Stressful conditions are common in the environment where production animals are reared. Stress in animals is usually determined by the levels of stress-related hormones. A big challenge, however, is in determining the history of exposure of an organism to stress, because the release of stress hormones can show an acute (and recent) but not a sustained exposure to stress. Epigenetic tools provide an alternative option to evaluate past exposure to long-term stress. Chickens provide a unique model to study stress effects in the epigenome of red blood cells (RBCs), a cell type of easy access and nucleated in birds.

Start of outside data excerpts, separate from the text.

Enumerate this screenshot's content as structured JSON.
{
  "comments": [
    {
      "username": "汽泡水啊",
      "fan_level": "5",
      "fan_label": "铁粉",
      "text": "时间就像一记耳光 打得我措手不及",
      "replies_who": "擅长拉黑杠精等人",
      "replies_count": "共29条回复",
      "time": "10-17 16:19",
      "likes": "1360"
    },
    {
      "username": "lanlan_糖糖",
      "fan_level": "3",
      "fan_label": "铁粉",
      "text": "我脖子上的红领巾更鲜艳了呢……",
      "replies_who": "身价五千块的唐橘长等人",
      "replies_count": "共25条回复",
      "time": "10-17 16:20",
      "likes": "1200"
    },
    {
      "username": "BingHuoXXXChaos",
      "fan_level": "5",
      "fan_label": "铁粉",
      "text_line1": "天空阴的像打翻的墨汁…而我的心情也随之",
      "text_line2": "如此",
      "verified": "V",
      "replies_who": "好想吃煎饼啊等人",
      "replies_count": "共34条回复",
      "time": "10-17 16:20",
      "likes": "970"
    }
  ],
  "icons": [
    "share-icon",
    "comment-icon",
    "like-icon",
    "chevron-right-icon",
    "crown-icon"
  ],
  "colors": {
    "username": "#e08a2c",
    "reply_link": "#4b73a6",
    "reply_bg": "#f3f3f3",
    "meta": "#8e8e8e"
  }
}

The present study investigated whether two different rearing conditions in chickens can be identified by looking at DNA methylation patterns in their RBCs later in life. These conditions were rearing in open aviaries versus in cages, which are likely to differ regarding the amount of stress they generate. Our comparison revealed 115 genomic windows with significant changes in RBC DNA methylation between experimental groups, which were located around 53 genes and within 22 intronic regions. Our results set the ground for future detection of long-term stress in live production animals by measuring DNA methylation in a cell type of easy accessibility.

An Epigenetic Perspective on the Midwife Toad Experiments of Paul Kammerer (1880-1926).

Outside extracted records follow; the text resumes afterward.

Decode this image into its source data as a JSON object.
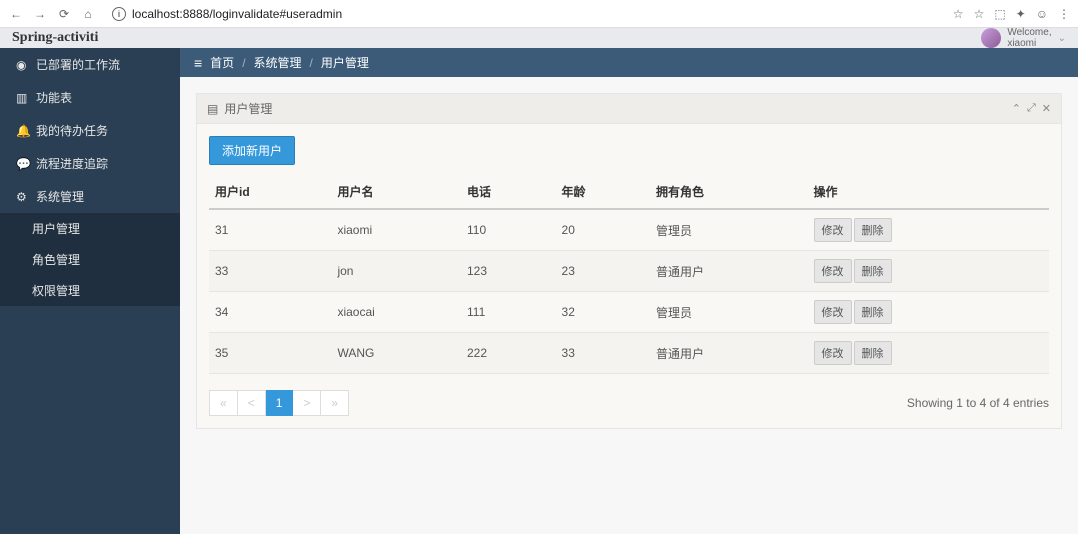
{
  "browser": {
    "url": "localhost:8888/loginvalidate#useradmin"
  },
  "header": {
    "brand": "Spring-activiti",
    "welcome": "Welcome,",
    "username": "xiaomi"
  },
  "sidebar": {
    "items": [
      {
        "icon": "dashboard",
        "label": "已部署的工作流"
      },
      {
        "icon": "chart",
        "label": "功能表"
      },
      {
        "icon": "bell",
        "label": "我的待办任务"
      },
      {
        "icon": "comment",
        "label": "流程进度追踪"
      },
      {
        "icon": "gear",
        "label": "系统管理",
        "sub": [
          {
            "label": "用户管理",
            "active": true
          },
          {
            "label": "角色管理"
          },
          {
            "label": "权限管理"
          }
        ]
      }
    ]
  },
  "breadcrumb": {
    "home": "首页",
    "system": "系统管理",
    "current": "用户管理"
  },
  "panel": {
    "title": "用户管理",
    "add_button": "添加新用户",
    "columns": [
      "用户id",
      "用户名",
      "电话",
      "年龄",
      "拥有角色",
      "操作"
    ],
    "rows": [
      {
        "id": "31",
        "name": "xiaomi",
        "phone": "110",
        "age": "20",
        "role": "管理员"
      },
      {
        "id": "33",
        "name": "jon",
        "phone": "123",
        "age": "23",
        "role": "普通用户"
      },
      {
        "id": "34",
        "name": "xiaocai",
        "phone": "111",
        "age": "32",
        "role": "管理员"
      },
      {
        "id": "35",
        "name": "WANG",
        "phone": "222",
        "age": "33",
        "role": "普通用户"
      }
    ],
    "actions": {
      "edit": "修改",
      "delete": "删除"
    },
    "pagination": {
      "first": "«",
      "prev": "<",
      "pages": [
        "1"
      ],
      "next": ">",
      "last": "»",
      "showing": "Showing 1 to 4 of 4 entries"
    }
  }
}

Paul Kammerer was the most outstanding neo-Lamarckian experimentalist of the early 20th century. He reported spectacular results in the midwife toad, including crosses of environmentally modified toads with normal toads, where acquired traits were inherited in Mendelian fashion. Accusations of fraud generated a great scandal, ending with Kammerer's suicide. Controversy reignited in the 1970s, when journalist Arthur Koestler argued against these accusations. Since then, others have argued that Kammerer's results, even if real, were not groundbreaking and could be explained by somatic plasticity, inadvertent selection, or conventional genetics. More recently, epigenetics has uncovered mechanisms by which inheritance can respond directly to environmental change, inviting a reanalysis of Kammerer's descriptions. Previous arguments for mere somatic plasticity have ignored the description of experiments showing heritable germ line modification. Alleged inadvertent selection associated with egg mortality can be discarded, since mortality decreased in a single generation, upon repeated exposures. The challenging implications did not escape the attention of Kammerer's noted contemporary, William Bateson, but he reacted with disbelief, thus encouraging fraud accusations. Nowadays, formerly puzzling phenomena can be explained by epigenetic mechanisms. Importantly, Kammerer described parent-of-origin effects, an effect of parental sex on dominance. Epigenetic mechanisms underlie these effects in genomic imprinting and experiments of transgenerational epigenetic inheritance. In the early 20th century, researchers had no reason to link them with the inheritance of acquired traits. Thus, the parent-of-origin effects in Kammerer's experiments specifically suggest authenticity. Ultimate proof should come from renewed experimentation. To encourage further research, we present a model of possible epigenetic mechanisms.